The Real World existed for ten years prior to its original Las Vegas season. For the most part, these early seasons followed young adults as they adapted to life in a new city. The show was a candid look into the lives of people forced to live with others from different backgrounds and beliefs. Take a look at the Chicago season, the season immediately preceding Las Vegas. This season placed Theo, a devout Catholic, with two gay roommates. Tonya, and orphan with health problems, struggled to build relationships with her new roommates. Not to mention, the cast witnessed the events of 9/11. Then, Vegas happened. The cast was surrounded by the sin of Sin City and lots of drama happened.

Instead of filming five months of daily life, this season filmed five months of young adults on vacation. This season also required all the roommates to be older than 21 because it was filmed in a casino. This contrasted other season that only had an 18-year-old age limit, essentially allowing recent high school grads to be on The Real World.

What happens on the first episode? Rather than a standard introduction we are introduced to a Frank-Steven-Trishelle love triangle. The season would later showcase a love triangle, a pregnancy scare, Alton and Irulan starting a relationship despite Irulan having a serious boyfriend at home, a fork-flinging fight, and a few threesomes. This environment brought out the worst in people, and the public loved it. The show was a huge success in the ratings and shifted the direction of future Real World seasons. Drama would feel more forced, and production’s role in creating drama would be more transparent.

Remember, this season is a product of its time. In the early 00’s, reality TV was in the beginning of its formation. The Real World was the founding father of reality TV but it began to see competition from sensationalized reality shows. The public showed interest in shows such as The Osbournes, Survivor, Big Brother, or Temptation Island. These shows allowed production to influence the direction of the story, and the drama was less authentic. Production wasn’t going to step in every day on The Real World, but placing the show in such an active environment certainly influenced how the season would progress. There was a lot of hooking up, a lot of jealousy, and a lot of partying.

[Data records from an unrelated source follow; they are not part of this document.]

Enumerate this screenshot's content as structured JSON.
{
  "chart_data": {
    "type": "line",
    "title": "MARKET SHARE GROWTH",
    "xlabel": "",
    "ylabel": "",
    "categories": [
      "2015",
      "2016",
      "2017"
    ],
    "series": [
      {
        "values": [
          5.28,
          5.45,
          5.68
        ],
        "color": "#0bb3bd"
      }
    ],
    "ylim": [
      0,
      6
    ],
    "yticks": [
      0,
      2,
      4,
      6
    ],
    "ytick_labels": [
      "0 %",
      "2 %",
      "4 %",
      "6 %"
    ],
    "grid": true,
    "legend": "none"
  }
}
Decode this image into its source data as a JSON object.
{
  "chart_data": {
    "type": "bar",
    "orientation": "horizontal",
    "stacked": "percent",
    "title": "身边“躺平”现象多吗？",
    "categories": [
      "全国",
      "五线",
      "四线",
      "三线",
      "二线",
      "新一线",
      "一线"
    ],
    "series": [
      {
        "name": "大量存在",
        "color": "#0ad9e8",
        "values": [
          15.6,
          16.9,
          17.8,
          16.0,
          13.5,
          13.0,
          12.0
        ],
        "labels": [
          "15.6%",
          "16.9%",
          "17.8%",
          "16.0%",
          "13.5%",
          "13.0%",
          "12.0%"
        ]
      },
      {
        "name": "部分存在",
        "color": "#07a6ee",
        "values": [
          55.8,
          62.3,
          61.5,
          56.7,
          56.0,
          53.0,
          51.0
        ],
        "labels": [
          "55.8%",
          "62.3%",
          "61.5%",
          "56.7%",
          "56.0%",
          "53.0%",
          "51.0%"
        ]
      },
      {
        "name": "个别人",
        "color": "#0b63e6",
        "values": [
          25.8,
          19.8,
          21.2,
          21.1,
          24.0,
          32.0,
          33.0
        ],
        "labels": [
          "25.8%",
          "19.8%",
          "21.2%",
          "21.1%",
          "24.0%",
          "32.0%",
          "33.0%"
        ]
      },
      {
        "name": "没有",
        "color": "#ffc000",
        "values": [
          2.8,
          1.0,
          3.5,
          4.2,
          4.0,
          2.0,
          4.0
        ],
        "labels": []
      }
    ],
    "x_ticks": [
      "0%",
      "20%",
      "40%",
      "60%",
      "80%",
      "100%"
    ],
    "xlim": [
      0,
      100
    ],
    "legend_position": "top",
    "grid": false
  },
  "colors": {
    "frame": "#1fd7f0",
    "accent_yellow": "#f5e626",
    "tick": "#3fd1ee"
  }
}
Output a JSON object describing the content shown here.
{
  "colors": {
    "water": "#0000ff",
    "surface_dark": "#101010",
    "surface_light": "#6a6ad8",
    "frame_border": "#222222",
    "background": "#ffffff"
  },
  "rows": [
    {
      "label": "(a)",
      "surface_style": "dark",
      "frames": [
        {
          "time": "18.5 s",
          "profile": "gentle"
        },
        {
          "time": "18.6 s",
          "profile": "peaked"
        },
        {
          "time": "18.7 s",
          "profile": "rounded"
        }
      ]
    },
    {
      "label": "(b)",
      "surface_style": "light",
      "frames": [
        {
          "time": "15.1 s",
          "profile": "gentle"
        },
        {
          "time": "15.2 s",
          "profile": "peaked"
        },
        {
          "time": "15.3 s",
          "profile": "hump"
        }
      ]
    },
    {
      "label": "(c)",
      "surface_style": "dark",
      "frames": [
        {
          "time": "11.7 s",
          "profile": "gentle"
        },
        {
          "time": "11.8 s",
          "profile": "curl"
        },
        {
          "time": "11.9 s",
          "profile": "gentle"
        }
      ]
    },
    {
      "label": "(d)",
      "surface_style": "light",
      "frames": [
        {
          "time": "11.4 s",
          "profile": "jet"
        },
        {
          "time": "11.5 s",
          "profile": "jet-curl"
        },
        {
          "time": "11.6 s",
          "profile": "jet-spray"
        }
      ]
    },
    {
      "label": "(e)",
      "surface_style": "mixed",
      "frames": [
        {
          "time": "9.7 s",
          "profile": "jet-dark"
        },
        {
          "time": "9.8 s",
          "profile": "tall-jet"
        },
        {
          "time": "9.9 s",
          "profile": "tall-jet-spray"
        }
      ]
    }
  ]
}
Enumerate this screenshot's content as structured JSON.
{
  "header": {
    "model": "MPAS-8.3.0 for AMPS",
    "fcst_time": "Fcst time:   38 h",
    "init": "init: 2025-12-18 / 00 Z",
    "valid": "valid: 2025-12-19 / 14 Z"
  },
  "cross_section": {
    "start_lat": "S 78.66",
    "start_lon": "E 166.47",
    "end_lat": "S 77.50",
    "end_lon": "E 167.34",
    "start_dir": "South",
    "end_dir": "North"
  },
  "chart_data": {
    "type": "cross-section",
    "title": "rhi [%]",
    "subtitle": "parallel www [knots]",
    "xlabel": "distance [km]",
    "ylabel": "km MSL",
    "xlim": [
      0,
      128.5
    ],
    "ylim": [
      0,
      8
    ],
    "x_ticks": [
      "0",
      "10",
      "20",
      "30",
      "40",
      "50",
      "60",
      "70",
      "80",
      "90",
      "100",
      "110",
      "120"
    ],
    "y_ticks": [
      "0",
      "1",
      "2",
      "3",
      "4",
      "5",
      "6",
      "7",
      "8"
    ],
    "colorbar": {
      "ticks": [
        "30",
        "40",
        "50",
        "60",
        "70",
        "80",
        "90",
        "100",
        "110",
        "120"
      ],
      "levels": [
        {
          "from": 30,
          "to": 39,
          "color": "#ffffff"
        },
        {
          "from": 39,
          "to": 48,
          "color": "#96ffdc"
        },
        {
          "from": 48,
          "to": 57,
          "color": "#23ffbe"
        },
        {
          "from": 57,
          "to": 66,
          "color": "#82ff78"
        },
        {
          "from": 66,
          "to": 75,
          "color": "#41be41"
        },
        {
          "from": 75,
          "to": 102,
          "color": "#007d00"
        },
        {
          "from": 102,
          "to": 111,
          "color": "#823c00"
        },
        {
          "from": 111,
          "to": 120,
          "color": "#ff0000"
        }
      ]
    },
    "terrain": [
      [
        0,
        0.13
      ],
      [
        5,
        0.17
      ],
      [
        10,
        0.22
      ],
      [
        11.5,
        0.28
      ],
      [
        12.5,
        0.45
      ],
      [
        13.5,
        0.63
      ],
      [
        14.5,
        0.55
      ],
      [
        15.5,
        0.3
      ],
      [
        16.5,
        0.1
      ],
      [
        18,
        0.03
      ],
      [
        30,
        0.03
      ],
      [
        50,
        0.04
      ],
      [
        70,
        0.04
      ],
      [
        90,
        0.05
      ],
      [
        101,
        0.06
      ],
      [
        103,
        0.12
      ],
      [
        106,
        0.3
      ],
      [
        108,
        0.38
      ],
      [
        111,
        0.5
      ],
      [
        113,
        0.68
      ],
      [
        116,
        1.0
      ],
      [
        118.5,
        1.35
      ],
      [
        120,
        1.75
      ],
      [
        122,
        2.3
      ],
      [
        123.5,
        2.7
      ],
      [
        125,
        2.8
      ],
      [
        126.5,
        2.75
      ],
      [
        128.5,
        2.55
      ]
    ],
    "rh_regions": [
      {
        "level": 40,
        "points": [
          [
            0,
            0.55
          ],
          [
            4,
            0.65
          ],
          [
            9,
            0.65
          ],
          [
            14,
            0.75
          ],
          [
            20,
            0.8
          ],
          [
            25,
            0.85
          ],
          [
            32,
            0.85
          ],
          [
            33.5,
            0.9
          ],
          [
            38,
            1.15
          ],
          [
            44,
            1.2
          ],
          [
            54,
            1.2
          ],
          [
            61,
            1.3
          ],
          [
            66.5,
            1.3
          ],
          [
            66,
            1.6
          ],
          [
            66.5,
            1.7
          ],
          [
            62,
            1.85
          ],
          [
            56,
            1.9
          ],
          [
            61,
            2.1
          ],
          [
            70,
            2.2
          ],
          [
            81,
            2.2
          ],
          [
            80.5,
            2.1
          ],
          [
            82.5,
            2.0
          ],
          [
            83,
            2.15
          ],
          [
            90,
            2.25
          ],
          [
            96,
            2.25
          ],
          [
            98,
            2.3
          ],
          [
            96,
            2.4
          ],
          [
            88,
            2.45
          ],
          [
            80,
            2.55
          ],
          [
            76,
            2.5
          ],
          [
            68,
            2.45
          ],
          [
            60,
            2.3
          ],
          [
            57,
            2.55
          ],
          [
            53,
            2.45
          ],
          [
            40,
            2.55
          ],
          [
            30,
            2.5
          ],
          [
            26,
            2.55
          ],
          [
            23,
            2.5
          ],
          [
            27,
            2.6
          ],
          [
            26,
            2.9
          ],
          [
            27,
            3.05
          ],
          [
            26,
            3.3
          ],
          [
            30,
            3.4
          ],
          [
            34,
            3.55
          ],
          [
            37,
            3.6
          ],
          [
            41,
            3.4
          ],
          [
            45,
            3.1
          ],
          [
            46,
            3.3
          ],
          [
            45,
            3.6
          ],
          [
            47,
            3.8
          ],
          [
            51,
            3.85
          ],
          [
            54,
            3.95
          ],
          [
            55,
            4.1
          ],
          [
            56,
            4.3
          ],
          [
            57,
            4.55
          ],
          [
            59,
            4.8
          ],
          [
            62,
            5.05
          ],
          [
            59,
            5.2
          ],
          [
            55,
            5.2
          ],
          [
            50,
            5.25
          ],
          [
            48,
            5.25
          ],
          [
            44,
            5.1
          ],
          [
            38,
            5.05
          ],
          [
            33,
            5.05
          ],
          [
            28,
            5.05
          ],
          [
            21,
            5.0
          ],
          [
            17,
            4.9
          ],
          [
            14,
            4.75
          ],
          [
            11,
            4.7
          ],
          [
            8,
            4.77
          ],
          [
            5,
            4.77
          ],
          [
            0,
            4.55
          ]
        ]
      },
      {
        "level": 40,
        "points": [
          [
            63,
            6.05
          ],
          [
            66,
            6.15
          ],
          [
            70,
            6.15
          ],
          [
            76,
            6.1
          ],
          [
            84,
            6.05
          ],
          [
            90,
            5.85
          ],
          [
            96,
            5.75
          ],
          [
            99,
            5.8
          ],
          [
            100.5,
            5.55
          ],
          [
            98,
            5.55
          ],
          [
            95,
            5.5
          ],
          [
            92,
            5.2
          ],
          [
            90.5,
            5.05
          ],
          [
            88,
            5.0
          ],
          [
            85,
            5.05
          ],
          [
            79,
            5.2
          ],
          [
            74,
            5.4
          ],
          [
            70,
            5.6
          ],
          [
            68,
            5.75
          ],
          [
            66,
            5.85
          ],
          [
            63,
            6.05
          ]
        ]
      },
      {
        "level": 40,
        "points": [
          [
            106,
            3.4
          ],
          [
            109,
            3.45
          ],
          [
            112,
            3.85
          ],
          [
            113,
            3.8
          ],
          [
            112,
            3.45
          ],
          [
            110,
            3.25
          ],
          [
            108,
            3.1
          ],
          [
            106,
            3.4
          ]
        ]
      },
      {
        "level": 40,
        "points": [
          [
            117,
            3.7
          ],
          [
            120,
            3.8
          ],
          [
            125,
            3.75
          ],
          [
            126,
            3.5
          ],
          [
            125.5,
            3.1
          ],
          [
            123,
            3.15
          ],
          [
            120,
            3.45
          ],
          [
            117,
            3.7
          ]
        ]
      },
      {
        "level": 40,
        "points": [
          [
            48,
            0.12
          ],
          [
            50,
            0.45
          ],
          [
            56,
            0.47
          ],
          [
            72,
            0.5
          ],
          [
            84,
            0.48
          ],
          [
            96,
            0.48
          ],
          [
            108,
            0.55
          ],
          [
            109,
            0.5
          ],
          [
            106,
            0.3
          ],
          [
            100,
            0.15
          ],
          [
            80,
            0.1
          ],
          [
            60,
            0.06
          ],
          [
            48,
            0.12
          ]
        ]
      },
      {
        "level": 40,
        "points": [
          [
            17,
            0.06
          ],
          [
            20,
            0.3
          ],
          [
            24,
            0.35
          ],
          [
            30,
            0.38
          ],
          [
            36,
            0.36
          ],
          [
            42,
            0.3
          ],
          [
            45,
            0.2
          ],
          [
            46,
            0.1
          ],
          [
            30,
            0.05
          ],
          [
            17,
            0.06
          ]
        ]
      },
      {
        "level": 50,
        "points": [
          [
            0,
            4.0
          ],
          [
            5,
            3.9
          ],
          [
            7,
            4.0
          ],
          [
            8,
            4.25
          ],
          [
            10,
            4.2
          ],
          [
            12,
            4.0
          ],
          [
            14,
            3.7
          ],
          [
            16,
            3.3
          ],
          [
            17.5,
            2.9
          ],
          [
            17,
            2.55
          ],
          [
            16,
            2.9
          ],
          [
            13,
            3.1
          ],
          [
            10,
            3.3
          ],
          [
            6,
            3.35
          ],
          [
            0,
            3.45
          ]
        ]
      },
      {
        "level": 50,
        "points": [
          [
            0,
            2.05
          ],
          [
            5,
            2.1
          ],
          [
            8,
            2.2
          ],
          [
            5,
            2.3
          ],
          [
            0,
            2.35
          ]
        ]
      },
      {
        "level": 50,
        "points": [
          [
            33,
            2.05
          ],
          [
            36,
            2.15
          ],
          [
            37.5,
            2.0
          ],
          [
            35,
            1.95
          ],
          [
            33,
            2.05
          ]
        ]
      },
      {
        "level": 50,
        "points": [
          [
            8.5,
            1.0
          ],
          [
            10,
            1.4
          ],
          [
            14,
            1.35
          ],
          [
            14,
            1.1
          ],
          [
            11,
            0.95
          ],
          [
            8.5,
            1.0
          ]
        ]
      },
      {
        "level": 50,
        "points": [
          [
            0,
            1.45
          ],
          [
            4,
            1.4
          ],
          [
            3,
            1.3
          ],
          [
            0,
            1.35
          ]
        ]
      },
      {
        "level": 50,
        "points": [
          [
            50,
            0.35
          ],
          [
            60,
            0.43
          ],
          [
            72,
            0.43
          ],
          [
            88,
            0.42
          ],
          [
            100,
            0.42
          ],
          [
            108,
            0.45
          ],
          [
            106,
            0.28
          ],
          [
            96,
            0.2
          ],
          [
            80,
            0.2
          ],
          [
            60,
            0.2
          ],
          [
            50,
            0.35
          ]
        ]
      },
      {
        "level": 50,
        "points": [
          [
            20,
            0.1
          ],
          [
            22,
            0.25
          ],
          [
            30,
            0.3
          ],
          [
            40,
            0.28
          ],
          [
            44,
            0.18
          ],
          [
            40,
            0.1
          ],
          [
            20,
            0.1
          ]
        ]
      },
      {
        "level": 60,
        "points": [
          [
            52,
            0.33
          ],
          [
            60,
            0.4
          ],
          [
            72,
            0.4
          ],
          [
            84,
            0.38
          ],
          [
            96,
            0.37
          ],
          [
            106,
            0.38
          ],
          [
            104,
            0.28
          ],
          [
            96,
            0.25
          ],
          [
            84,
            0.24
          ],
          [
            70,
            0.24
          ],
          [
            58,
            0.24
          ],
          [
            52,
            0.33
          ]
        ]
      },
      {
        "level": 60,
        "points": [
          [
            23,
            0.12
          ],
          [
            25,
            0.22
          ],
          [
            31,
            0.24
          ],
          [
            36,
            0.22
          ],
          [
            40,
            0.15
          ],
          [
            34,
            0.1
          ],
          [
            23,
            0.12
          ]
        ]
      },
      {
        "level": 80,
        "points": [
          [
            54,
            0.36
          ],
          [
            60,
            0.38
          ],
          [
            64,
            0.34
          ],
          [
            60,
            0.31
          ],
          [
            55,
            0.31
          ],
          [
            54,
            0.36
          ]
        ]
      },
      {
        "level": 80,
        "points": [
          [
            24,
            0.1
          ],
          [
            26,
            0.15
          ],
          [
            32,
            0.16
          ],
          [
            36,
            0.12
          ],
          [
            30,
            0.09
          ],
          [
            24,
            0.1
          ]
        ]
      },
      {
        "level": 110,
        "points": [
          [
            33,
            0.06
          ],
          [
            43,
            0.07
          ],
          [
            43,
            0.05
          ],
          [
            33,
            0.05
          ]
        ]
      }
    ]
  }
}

Ratings were so successful that The Real World would try to recreate these types of stories on future seasons. While the following Paris season was slightly toned-down, the San Diego season would return to the overly dramatic story lines. Ratings would yo-yo for a while until the public became exhausted by the the drunken drama around the time of the Sydney season. But the damage was done, and the authentic stories of young adults establishing their identities became secondary.

I don’t think the Vegas season had a huge role in changing The Challenge, but it certainly impacted MTV. Not only was The Real World forever changed, but MTV saw a market in reality shows over-saturated in drama. The premise of the Vegas season was really this: a group of strangers embark on a half-year vacation while their biggest vices and mistakes are filmed. In many way, I think shows like Jersey Shore or Laguna Beach only exist because of the Vegas season. The Real World became MTV’s way to experiment to Real TV trends and this season was a very successful experiment.

Where it failed was in attracting longterm fans. Many of the Vegas fans were the type of fickle viewers who would abandon a show half-way through because the drama become stale. There’s a reason Las Vegas is the only “Reunited” Real World season. It was a moment in time that no one wanted to relive five years later. Of course it was a success, but it wasn’t going to last forever.